For workers, however, AI transformation brings both opportunity and pressure.
Demand is rising for:
- AI engineers,
- cloud specialists,
- cybersecurity experts,
- and data professionals.
At the same time, repetitive coding and support roles may face automation pressure.
Long-term Trend
Between 2026 and 2030, India’s IT sector may experience one of its biggest structural shifts ever.
Key long-term trends may include:
- AI-first enterprise services,
- automation-led productivity,
- reduced reliance on repetitive manual processes,
- and growing demand for specialized digital expertise.
Companies with strong leadership and fast AI adoption strategies could dominate the next phase of global technology growth.
And honestly, continuous upskilling may soon become non-negotiable for tech workers.

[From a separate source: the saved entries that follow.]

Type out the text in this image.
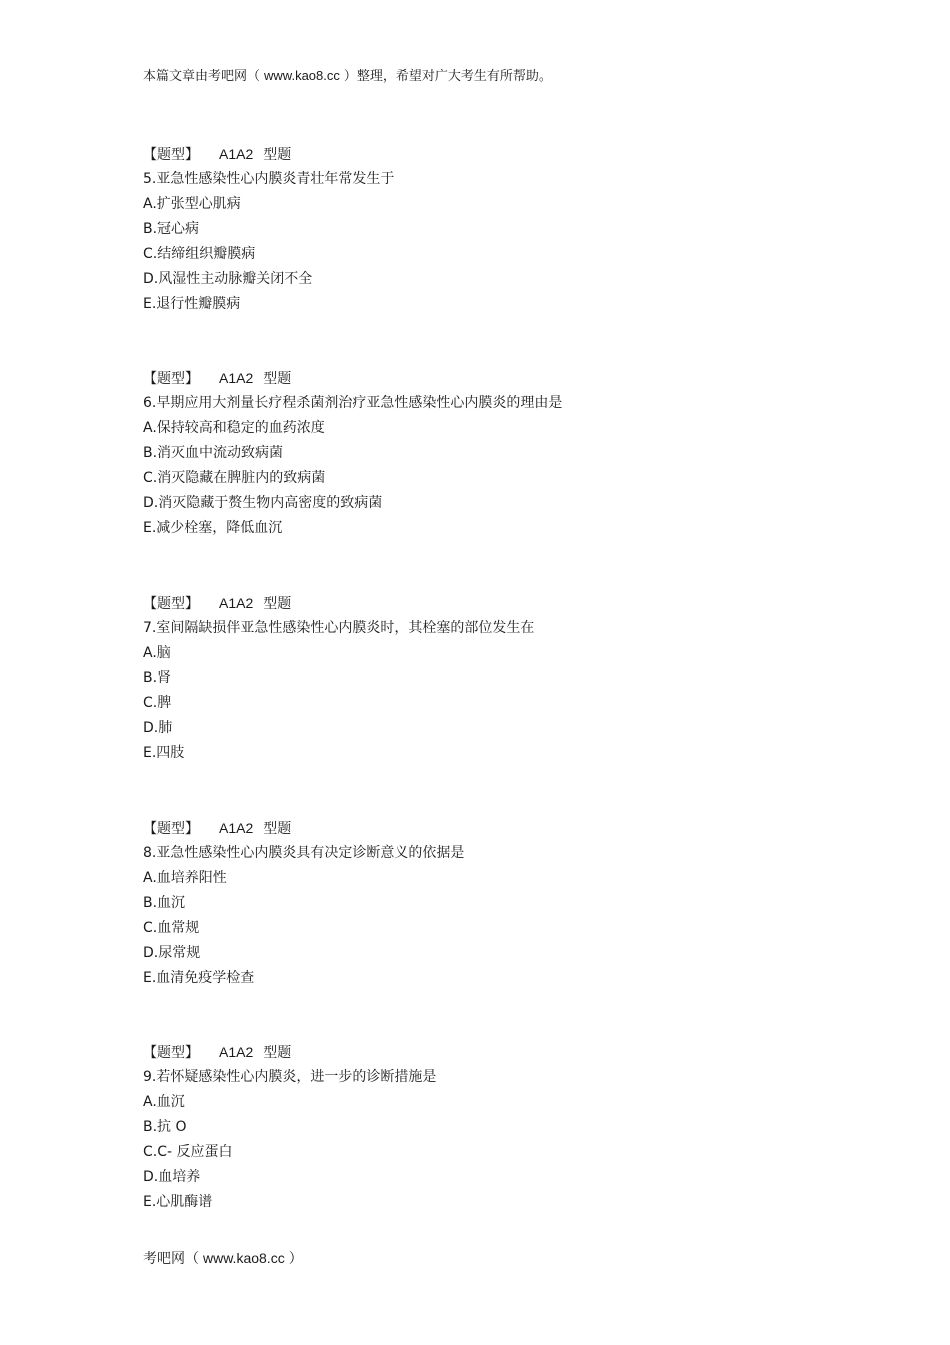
本篇文章由考吧网（ www.kao8.cc ）整理，希望对广大考生有所帮助。
【题型】 A1A2 型题
5.亚急性感染性心内膜炎青壮年常发生于
A.扩张型心肌病
B.冠心病
C.结缔组织瓣膜病
D.风湿性主动脉瓣关闭不全
E.退行性瓣膜病
【题型】 A1A2 型题
6.早期应用大剂量长疗程杀菌剂治疗亚急性感染性心内膜炎的理由是
A.保持较高和稳定的血药浓度
B.消灭血中流动致病菌
C.消灭隐藏在脾脏内的致病菌
D.消灭隐藏于赘生物内高密度的致病菌
E.减少栓塞，降低血沉
【题型】 A1A2 型题
7.室间隔缺损伴亚急性感染性心内膜炎时，其栓塞的部位发生在
A.脑
B.肾
C.脾
D.肺
E.四肢
【题型】 A1A2 型题
8.亚急性感染性心内膜炎具有决定诊断意义的依据是
A.血培养阳性
B.血沉
C.血常规
D.尿常规
E.血清免疫学检查
【题型】 A1A2 型题
9.若怀疑感染性心内膜炎，进一步的诊断措施是
A.血沉
B.抗 O
C.C- 反应蛋白
D.血培养
E.心肌酶谱
考吧网（ www.kao8.cc ）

Future Outlook (2026–2030 Perspective)
Looking ahead, executive compensation in India’s IT industry may increasingly depend on AI execution success rather than just traditional revenue growth.
Technology leaders will likely be judged on:
- innovation speed,
- operational efficiency,
- AI transformation capability,
- and workforce adaptation.
Meanwhile, Indian IT companies may gradually evolve into global AI transformation partners rather than traditional outsourcing providers.
That transition could create:
- higher-value services,
- stronger margins,
- and new international growth opportunities.
But successful execution will require large investments in:
- workforce training,
- AI infrastructure,
- and enterprise innovation.
The next five years could define whether Indian IT firms lead the global AI services market — or struggle to adapt fast enough.
Conclusion
TCS CEO K Krithivasan earning over ₹28 crore in FY26, including nearly ₹25 crore as commission, reflects much more than executive compensation trends.
It highlights:
- the growing importance of performance-linked leadership,
- the massive AI transformation happening across the IT sector,
- and investor expectations for long-term digital growth.
As artificial intelligence reshapes global enterprise technology, leadership decisions at companies like TCS will likely influence hiring, salaries, innovation, and investment trends across India’s technology ecosystem.
And that may be the real story investors should focus on.